The state of Massachusetts sued the subsidiary of a France-based advertising conglomerate over its alleged role in the opioid abuse crisis.
A press release from Attorney General Maura Healey (D) indicated that a lawsuit filed by the state in Suffolk Superior Court accused Publicis Health, LLC, part of the Publicis Groupe, of partnering with Purdue Pharmaceuticals on marketing campaigns targeting doctors and urging them to prescribe more opioids to patients, downplaying the risks of the medications.
“Responsibility for the opioid crisis runs across the industry, from Purdue and the Sacklers, to consultants and partners like McKinsey and Publicis,” said Healey in a statement. “Publicis convinced doctors to prescribe more OxyContin to more patients as the opioid epidemic was raging. As a result, patients in Massachusetts suffered, overdosed, and died, while Publicis collected tens of millions of dollars.”
The complaint alleges that Publicis partnered with Purdue to produce advertising campaigns bent on countering “prescribers’ hesitancy to prescribe OxyContin,” as well as facilitating “the delivery of thousands of unfair and deceptive emails to prescribers, including messages designed to get doctors to convert more patients to OxyContin from lower dose, short-acting opioids.”

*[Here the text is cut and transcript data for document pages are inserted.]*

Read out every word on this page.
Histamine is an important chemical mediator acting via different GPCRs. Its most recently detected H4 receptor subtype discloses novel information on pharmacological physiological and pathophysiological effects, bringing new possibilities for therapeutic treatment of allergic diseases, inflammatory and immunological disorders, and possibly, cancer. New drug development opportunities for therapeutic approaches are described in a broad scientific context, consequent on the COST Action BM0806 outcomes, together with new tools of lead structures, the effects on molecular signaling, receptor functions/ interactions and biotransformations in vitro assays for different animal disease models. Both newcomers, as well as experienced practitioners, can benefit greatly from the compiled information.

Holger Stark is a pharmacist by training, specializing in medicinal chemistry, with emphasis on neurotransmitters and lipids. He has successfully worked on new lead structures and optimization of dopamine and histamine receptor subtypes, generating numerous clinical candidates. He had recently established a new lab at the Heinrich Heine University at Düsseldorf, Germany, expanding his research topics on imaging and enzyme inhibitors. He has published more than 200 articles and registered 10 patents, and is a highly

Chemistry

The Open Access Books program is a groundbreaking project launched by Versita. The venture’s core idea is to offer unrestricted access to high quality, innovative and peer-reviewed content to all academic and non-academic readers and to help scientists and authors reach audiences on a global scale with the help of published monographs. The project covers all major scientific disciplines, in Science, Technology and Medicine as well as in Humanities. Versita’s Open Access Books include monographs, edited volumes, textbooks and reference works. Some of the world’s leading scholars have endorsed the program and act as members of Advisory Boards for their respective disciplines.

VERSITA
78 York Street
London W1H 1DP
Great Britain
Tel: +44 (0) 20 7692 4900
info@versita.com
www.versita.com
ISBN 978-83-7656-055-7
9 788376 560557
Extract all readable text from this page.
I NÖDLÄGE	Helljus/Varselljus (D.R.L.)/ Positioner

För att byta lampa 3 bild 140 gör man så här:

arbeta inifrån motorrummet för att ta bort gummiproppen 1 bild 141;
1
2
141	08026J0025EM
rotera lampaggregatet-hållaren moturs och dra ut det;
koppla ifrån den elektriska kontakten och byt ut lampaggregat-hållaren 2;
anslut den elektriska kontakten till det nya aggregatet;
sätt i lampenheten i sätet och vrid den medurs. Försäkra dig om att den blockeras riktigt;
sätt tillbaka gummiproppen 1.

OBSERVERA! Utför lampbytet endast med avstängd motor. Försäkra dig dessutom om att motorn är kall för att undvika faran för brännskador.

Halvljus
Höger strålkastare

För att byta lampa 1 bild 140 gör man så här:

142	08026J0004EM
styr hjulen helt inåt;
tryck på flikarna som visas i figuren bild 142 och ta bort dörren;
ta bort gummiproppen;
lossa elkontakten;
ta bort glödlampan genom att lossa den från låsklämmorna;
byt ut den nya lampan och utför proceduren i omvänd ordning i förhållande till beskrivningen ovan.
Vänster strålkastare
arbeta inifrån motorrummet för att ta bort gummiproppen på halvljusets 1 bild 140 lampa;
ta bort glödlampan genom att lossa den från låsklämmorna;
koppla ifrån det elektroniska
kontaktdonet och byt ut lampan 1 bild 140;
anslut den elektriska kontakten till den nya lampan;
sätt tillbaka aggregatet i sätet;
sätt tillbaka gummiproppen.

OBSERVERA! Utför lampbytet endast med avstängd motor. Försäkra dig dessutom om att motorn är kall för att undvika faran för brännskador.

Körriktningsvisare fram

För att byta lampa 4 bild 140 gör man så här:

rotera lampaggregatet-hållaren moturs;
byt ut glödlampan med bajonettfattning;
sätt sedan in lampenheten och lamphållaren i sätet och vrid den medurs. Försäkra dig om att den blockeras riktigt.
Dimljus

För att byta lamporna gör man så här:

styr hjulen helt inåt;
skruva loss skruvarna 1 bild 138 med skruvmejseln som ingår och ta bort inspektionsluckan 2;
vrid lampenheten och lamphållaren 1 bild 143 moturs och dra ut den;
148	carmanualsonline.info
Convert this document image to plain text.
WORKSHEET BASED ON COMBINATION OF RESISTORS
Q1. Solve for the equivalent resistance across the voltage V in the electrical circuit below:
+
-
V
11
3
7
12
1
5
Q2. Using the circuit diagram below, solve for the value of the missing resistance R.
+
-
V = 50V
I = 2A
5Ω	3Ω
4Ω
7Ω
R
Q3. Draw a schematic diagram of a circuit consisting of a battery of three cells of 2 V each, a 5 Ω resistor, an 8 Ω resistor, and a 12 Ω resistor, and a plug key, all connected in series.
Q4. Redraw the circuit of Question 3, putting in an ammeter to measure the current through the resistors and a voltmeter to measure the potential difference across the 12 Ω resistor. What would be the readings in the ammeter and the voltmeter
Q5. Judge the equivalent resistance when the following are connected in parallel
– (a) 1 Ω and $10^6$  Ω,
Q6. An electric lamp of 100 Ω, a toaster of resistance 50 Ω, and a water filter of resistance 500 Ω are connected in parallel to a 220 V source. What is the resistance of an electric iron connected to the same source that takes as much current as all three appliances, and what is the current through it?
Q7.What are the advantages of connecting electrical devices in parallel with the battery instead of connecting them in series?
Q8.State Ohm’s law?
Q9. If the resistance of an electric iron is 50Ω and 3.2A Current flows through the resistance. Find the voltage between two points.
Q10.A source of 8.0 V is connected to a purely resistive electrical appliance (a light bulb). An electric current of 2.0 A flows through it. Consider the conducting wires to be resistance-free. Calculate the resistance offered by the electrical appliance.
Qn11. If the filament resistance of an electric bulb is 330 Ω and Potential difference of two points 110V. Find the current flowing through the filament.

Purdue Pharmaceuticals plead guilty last year to three federal criminal charges linked to the company’s role in convincing doctors to prescribe shockingly high numbers of opioid medications to patients without regard for the risks carried by the addictive qualities of opioids. The plea came as part of an $8 billion settlement with the federal government.
The company is also set to be dissolved as part of the settlement.
Activists have called for Purdue’s owners, the Sackler family, to face criminal charges over the extent of their contributions to the U.S. opioid abuse epidemic, warning that personally punishing executives is the only way to deter such abuse in the future.